The patient was reviewed by the surgery and endocrinology services at
our centre and was planned for bilateral adrenalectomy followed by total
thyroidectomy for definitive management of her condition in two
sittings. The patient underwent a laparoscopic transperitoneal
adrenalectomy with a plan to perform a thyroidectomy for MTC in the next
sitting. Histopathological examination of the adrenal glands confirmed
the diagnosis of pheochromocytoma. However, India entered a nationwide
lockdown from 24th March 2020 in view of the COVID-19
pandemic and massive reorganization occurred in the government
healthcare system. Outpatient services were restricted and largely
replaced by teleconsultation services were offered to outpatients. All
elective surgeries were deferred and only emergency procedures were
being performed with a large number of physicians being diverted to
centres dedicated to the management of the burgeoning load of patients
afflicted with COVID-19 pneumonia.[7] Considering the exceptional
situation at hand the patient was discharged and asked to follow up
through teleconsultation for her second surgery. She was kept on
glucocorticoids (Tablet Prednisolone 5 mg once a day) and
mineralocorticoids (Tablet Fludrocortisone 100 mcg once a day). However,
she conceived in her subsequent menstrual cycle in April 2020. This
posed a unique challenge of delivering appropriate antenatal care and
following up with the patient closely to optimize her for surgery, which
was now deferred to the second trimester of her pregnancy. These
services were provided by a multidisciplinary team comprising her
treating obstetricians, endocrinologists and surgeons. Her first
trimester was uneventful and she successfully underwent a near total
thyroidectomy with level IV lymph node dissection and right inferior
parathyroid adenectomy in October 2020 at 24 weeks period of gestation
(POG). The histopathology revealed bilateral medullary thyroid carcinoma
each measuring 0.5 x 0.5 x 0.3 cm with lympho-vascular invasion and no
lymph node involvement along with right parathyroid adenoma (1 x 0.5 x
0.5 cm). Post-operative period was uneventful and she was discharged on
thyroid replacement therapy (Tab Thyroxine sodium 75 mcg/day).

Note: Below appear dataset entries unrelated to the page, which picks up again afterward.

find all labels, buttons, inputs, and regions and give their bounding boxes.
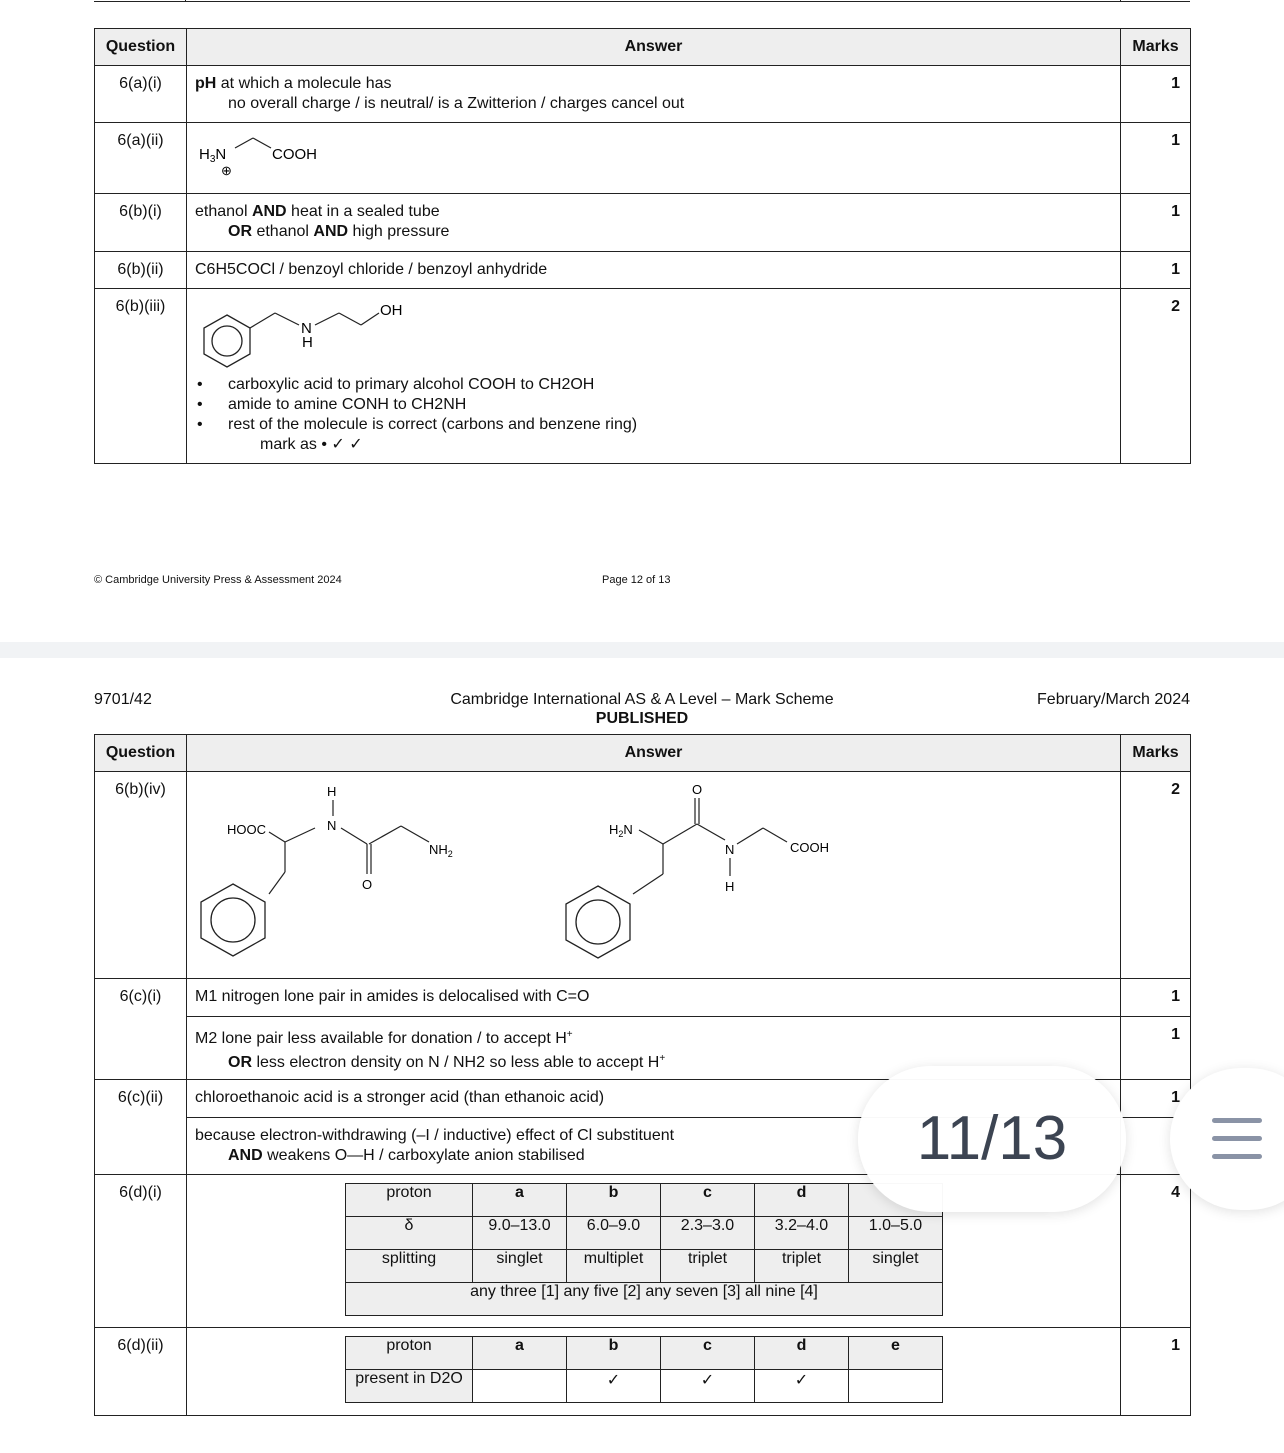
question-number: 6(d)(i) xyxy=(95,1175,187,1328)
table-row xyxy=(95,289,1191,464)
cooh-label: COOH xyxy=(272,146,317,163)
marks-header: Marks xyxy=(1121,29,1191,66)
zwitterion-structure xyxy=(195,131,395,181)
question-number: 6(b)(iv) xyxy=(95,772,187,979)
question-number: 6(c)(i) xyxy=(95,979,187,1080)
question-header: Question xyxy=(95,29,187,66)
scoring-note: any three [1] any five [2] any seven [3] all nine [4] xyxy=(346,1283,943,1316)
question-number: 6(b)(i) xyxy=(95,194,187,252)
answer-text: weakens O—H / carboxylate anion stabilised xyxy=(262,1147,585,1164)
table-cell: 2.3–3.0 xyxy=(661,1217,755,1250)
answer-keyword: OR xyxy=(228,1054,252,1071)
marks-value: 1 xyxy=(1121,252,1191,289)
answer-text: M2 lone pair less available for donation / to accept H xyxy=(195,1030,567,1047)
page-counter: 11/13 xyxy=(858,1066,1126,1212)
answer-header: Answer xyxy=(187,29,1121,66)
h2n-label: $H_2N$ xyxy=(609,822,633,839)
nmr-data-table xyxy=(345,1183,943,1316)
answer-text: M1 nitrogen lone pair in amides is delocalised with C=O xyxy=(195,988,590,1005)
table-cell xyxy=(473,1370,567,1403)
table-row xyxy=(95,123,1191,194)
answer-cell xyxy=(187,66,1121,123)
marks-value: 1 xyxy=(1121,1328,1191,1416)
answer-header: Answer xyxy=(187,735,1121,772)
marks-value: 4 xyxy=(1121,1175,1191,1328)
footer-page-number: Page 12 of 13 xyxy=(602,574,671,586)
answer-text: ethanol xyxy=(195,203,252,220)
table-cell: a xyxy=(473,1184,567,1217)
table-row xyxy=(95,252,1191,289)
table-cell: singlet xyxy=(473,1250,567,1283)
table-cell: e xyxy=(849,1337,943,1370)
question-number: 6(c)(ii) xyxy=(95,1080,187,1175)
dipeptide-structure-2 xyxy=(566,782,829,958)
previous-table-bottom xyxy=(94,0,1190,2)
table-cell: 3.2–4.0 xyxy=(755,1217,849,1250)
question-number: 6(a)(ii) xyxy=(95,123,187,194)
answer-keyword: AND xyxy=(251,203,287,220)
marks-value: 1 xyxy=(1121,1080,1191,1118)
document-title: Cambridge International AS & A Level – Mark Scheme xyxy=(450,691,834,708)
answer-text: no overall charge / is neutral/ is a Zwitterion / charges cancel out xyxy=(228,95,685,112)
exam-session: February/March 2024 xyxy=(1037,691,1190,708)
marks-value: 2 xyxy=(1121,772,1191,979)
answer-text: because electron-withdrawing (–I / inductive) effect of Cl substituent xyxy=(195,1127,675,1144)
marks-value: 1 xyxy=(1121,1017,1191,1080)
positive-charge-label: ⊕ xyxy=(221,163,232,178)
answer-cell: M2 lone pair less available for donation / to accept H+ OR less electron density on N / NH2 so less able to accept H+ xyxy=(187,1017,1121,1080)
amide-n-label: N xyxy=(725,842,735,857)
nh2-label: $NH_2$ xyxy=(429,842,453,859)
table-cell: triplet xyxy=(755,1250,849,1283)
cooh-label: COOH xyxy=(790,840,829,855)
table-row xyxy=(95,772,1191,979)
marks-header: Marks xyxy=(1121,735,1191,772)
mark-scheme-table-page12 xyxy=(94,28,1191,464)
answer-cell xyxy=(187,772,1121,979)
h3n-label: $H_3N$ xyxy=(199,146,227,165)
dipeptide-structure-1 xyxy=(201,784,453,956)
answer-text: less electron density on N / NH2 so less able to accept H xyxy=(252,1054,660,1071)
carbonyl-o-label: O xyxy=(692,782,703,797)
marks-value: 2 xyxy=(1121,289,1191,464)
question-number: 6(d)(ii) xyxy=(95,1328,187,1416)
table-cell: triplet xyxy=(661,1250,755,1283)
table-cell: multiplet xyxy=(567,1250,661,1283)
table-cell: proton xyxy=(346,1184,473,1217)
check-mark: ✓ xyxy=(755,1370,849,1403)
nitrogen-label: N xyxy=(301,320,312,337)
question-number: 6(b)(ii) xyxy=(95,252,187,289)
table-cell xyxy=(849,1370,943,1403)
answer-text: at which a molecule has xyxy=(216,75,392,92)
marks-value: 1 xyxy=(1121,979,1191,1017)
table-cell: δ xyxy=(346,1217,473,1250)
answer-cell xyxy=(187,289,1121,464)
answer-cell xyxy=(187,979,1121,1017)
carbonyl-o-label: O xyxy=(362,877,373,892)
answer-cell xyxy=(187,252,1121,289)
answer-cell xyxy=(187,194,1121,252)
amide-h-label: H xyxy=(327,784,337,799)
page-separator xyxy=(0,642,1284,658)
benzylaminoethanol-structure xyxy=(195,295,435,369)
table-cell: a xyxy=(473,1337,567,1370)
answer-text: ethanol xyxy=(252,223,314,240)
marks-value: 1 xyxy=(1121,194,1191,252)
marks-value: 1 xyxy=(1121,66,1191,123)
answer-keyword: pH xyxy=(195,75,217,92)
question-number: 6(b)(iii) xyxy=(95,289,187,464)
published-label: PUBLISHED xyxy=(595,710,689,727)
bullet-point: • amide to amine CONH to CH2NH xyxy=(228,395,1112,415)
table-cell: proton xyxy=(346,1337,473,1370)
table-cell: 6.0–9.0 xyxy=(567,1217,661,1250)
table-row xyxy=(95,979,1191,1017)
answer-text: heat in a sealed tube xyxy=(286,203,440,220)
table-cell: c xyxy=(661,1337,755,1370)
table-row xyxy=(95,1328,1191,1416)
table-cell: d xyxy=(755,1184,849,1217)
table-cell: singlet xyxy=(849,1250,943,1283)
oh-label: OH xyxy=(380,302,403,319)
bullet-point: • carboxylic acid to primary alcohol COOH to CH2OH xyxy=(228,375,1112,395)
marks-value: 1 xyxy=(1121,123,1191,194)
table-row xyxy=(95,194,1191,252)
footer-copyright: © Cambridge University Press & Assessment 2024 xyxy=(94,574,342,586)
answer-keyword: OR xyxy=(228,223,252,240)
table-cell: 1.0–5.0 xyxy=(849,1217,943,1250)
table-cell: b xyxy=(567,1337,661,1370)
page-13 xyxy=(0,658,1284,1453)
answer-keyword: AND xyxy=(228,1147,263,1164)
amide-h-label: H xyxy=(725,879,735,894)
hydrogen-label: H xyxy=(302,334,313,351)
question-number: 6(a)(i) xyxy=(95,66,187,123)
bullet-point: • rest of the molecule is correct (carbons and benzene ring) xyxy=(228,415,1112,435)
table-row xyxy=(95,66,1191,123)
hooc-label: HOOC xyxy=(227,822,266,837)
table-cell: d xyxy=(755,1337,849,1370)
answer-cell xyxy=(187,123,1121,194)
table-cell: 9.0–13.0 xyxy=(473,1217,567,1250)
dipeptide-structures xyxy=(187,772,887,972)
question-header: Question xyxy=(95,735,187,772)
paper-code: 9701/42 xyxy=(94,691,152,708)
answer-text: high pressure xyxy=(348,223,450,240)
table-cell: splitting xyxy=(346,1250,473,1283)
page-12 xyxy=(0,0,1284,642)
answer-text: C6H5COCl / benzoyl chloride / benzoyl anhydride xyxy=(195,261,548,278)
table-cell: present in D2O xyxy=(346,1370,473,1403)
answer-cell xyxy=(187,1328,1121,1416)
table-cell: b xyxy=(567,1184,661,1217)
d2o-exchange-table xyxy=(345,1336,943,1403)
amide-n-label: N xyxy=(327,818,337,833)
check-mark: ✓ xyxy=(661,1370,755,1403)
answer-text: chloroethanoic acid is a stronger acid (than ethanoic acid) xyxy=(195,1089,605,1106)
check-mark: ✓ xyxy=(567,1370,661,1403)
answer-keyword: AND xyxy=(313,223,349,240)
mark-as-note: mark as • ✓ ✓ xyxy=(260,436,363,453)
table-cell: c xyxy=(661,1184,755,1217)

Coincidentally there was a gradual downregulation of travel restrictions
at this time which made it easier for the patient to access healthcare
services provided at our centre. Unfortunately, in the postoperative
period she developed a mild COVID-19 infection at 27 weeks and was
admitted at our COVID facility, where close maternal and fetal
surveillance was done by a dedicated obstetric team. Her recovery was
uneventful and she continued to follow up with the treating team post
COVID through teleconsultation. She sought confinement at 36 weeks of
gestation with pre-eclampsia without severe features, intrahepatic
cholestasis of pregnancy (ICP) and late onset fetal growth restriction
and a decision was taken to terminate her pregnancy by cesarean section
at 37 weeks of gestation due to fetal bradycardia. She delivered a
healthy female child weighing 2380 grams ( appropriate for gestational
age) with an APGAR score of 9, 9. She received an intravenous stress
dose of hydrocortisone during peripartum period.